What would that "much better" be?

First, the tax should used to directly solve the problems of "adverse selection" (being a free-rider until you actually need the medical coverage).  Insurance works, in every realm, where people buy it because they want to protect themselves from an unaffordable financial consequence, or are forced to do so, well in advance of ever needing the coverage.  The most sucessful homeowners insurance situation is never actually having your house burn down, or losing your roof to a storm, or suffering other major calamities.  So, if we're going to tax free-riders, we need to make the tax big enough to actually motivate the desired action.  Not many healthy young people are going to volunteer to buy a $5000 or more insurance policy merely to avoid a $1000 tax.  Assuming that a small tax, all by itself, will prompt appropriate, but more expensive, societal behavior is naive.  Most people will make the rational economic decision to pay the small tax until they actually need the more expensive insurance. So, the "free-rider" situation doesn't go away until the tax is as stiff or stiffer than the cost of the insurance.  And, then, with that tax revenue, the government should actually buy the insurance coverage (thru 3rd party commercial insurers) that the taxed individual never got around to doing him or herself.  That would put everyone in the same third-party intermediated, individual choice of care situation. 

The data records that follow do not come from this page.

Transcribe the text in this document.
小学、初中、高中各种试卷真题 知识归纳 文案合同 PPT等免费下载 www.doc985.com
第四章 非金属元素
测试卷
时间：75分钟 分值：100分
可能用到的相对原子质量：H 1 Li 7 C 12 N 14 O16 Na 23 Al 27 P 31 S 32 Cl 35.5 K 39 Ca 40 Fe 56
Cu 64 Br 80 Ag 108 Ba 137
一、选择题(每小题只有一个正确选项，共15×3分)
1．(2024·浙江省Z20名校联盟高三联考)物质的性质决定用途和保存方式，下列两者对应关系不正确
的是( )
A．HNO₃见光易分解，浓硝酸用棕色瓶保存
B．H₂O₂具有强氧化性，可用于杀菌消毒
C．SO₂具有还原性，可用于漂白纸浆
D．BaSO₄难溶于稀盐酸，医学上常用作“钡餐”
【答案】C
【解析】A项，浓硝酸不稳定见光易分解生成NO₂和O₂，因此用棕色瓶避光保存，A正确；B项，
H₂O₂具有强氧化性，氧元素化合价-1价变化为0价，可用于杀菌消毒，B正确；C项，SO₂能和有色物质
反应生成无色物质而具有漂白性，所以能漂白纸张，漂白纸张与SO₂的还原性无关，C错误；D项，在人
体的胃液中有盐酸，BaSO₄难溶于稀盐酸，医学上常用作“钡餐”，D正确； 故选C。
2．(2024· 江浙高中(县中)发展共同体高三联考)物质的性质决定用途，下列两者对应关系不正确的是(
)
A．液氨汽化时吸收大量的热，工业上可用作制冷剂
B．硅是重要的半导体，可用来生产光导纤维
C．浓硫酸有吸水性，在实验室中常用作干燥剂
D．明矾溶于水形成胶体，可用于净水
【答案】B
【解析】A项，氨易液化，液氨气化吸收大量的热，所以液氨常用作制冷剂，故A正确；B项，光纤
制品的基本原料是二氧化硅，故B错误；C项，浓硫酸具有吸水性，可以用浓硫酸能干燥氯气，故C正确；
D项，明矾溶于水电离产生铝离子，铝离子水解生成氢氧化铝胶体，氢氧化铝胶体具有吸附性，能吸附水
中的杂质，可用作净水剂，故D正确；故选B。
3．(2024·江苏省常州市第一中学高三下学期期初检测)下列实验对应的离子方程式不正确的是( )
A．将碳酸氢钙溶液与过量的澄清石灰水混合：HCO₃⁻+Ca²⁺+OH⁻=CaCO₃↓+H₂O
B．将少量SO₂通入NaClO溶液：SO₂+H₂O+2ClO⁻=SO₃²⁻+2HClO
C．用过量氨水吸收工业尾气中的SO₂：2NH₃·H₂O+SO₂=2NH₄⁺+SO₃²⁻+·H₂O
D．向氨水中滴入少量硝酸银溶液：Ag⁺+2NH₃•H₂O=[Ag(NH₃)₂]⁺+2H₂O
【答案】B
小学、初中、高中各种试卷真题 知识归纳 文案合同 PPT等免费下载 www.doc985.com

Pre-existing conditions coverage, covered medical exams, etc. can all be part of the mandated coverage.  "Buy it yourself or we'll buy it for you with money we'll take out of your pocket!  And if you're too poor, so we can't tax you, we'll give you a voucher you can only use to buy it.  But, however you get it,  once you've got it, you're on your own to use it wisely".  With everybody in that insurance pool, healthy and sick, young and old, actual premiums would likely come down.  And, they could come down much more if the realm of covered costs made more sense.

So, even more important that getting to universal coverage is to change what is covered.  This will take lots of leadership and a patient effort at re-educating the public, but the most significant change would be shifting the insurance mentality from "first dollar" to "last dollar" coverage.  Some grandfathering of existing beneficiaries (eg, for those already in the Medicare system) and some gradualism, maybe over decades, will no doubt be necessary, but the ultimate solution is to put individuals in charge of their first dollar costs so that competition among providers and careful prioritization by consumers applies to medical care as it does to everything else.  To my thinking, the " much better" would be a tax rationalized individual mandate used to purchase catastrophic, not basic, insurance coverage, with the tax cost on a par with the premium cost of such coverage.   Putting people squarely in control of... and insisting that they take financial responsibility for...their everyday and elective medical care needs, but as a society making sure that catastrophic, non-elective costs don't bankrupt individuals through universal insurance against that risk, will be the real revolutionary solution to the mess we have now.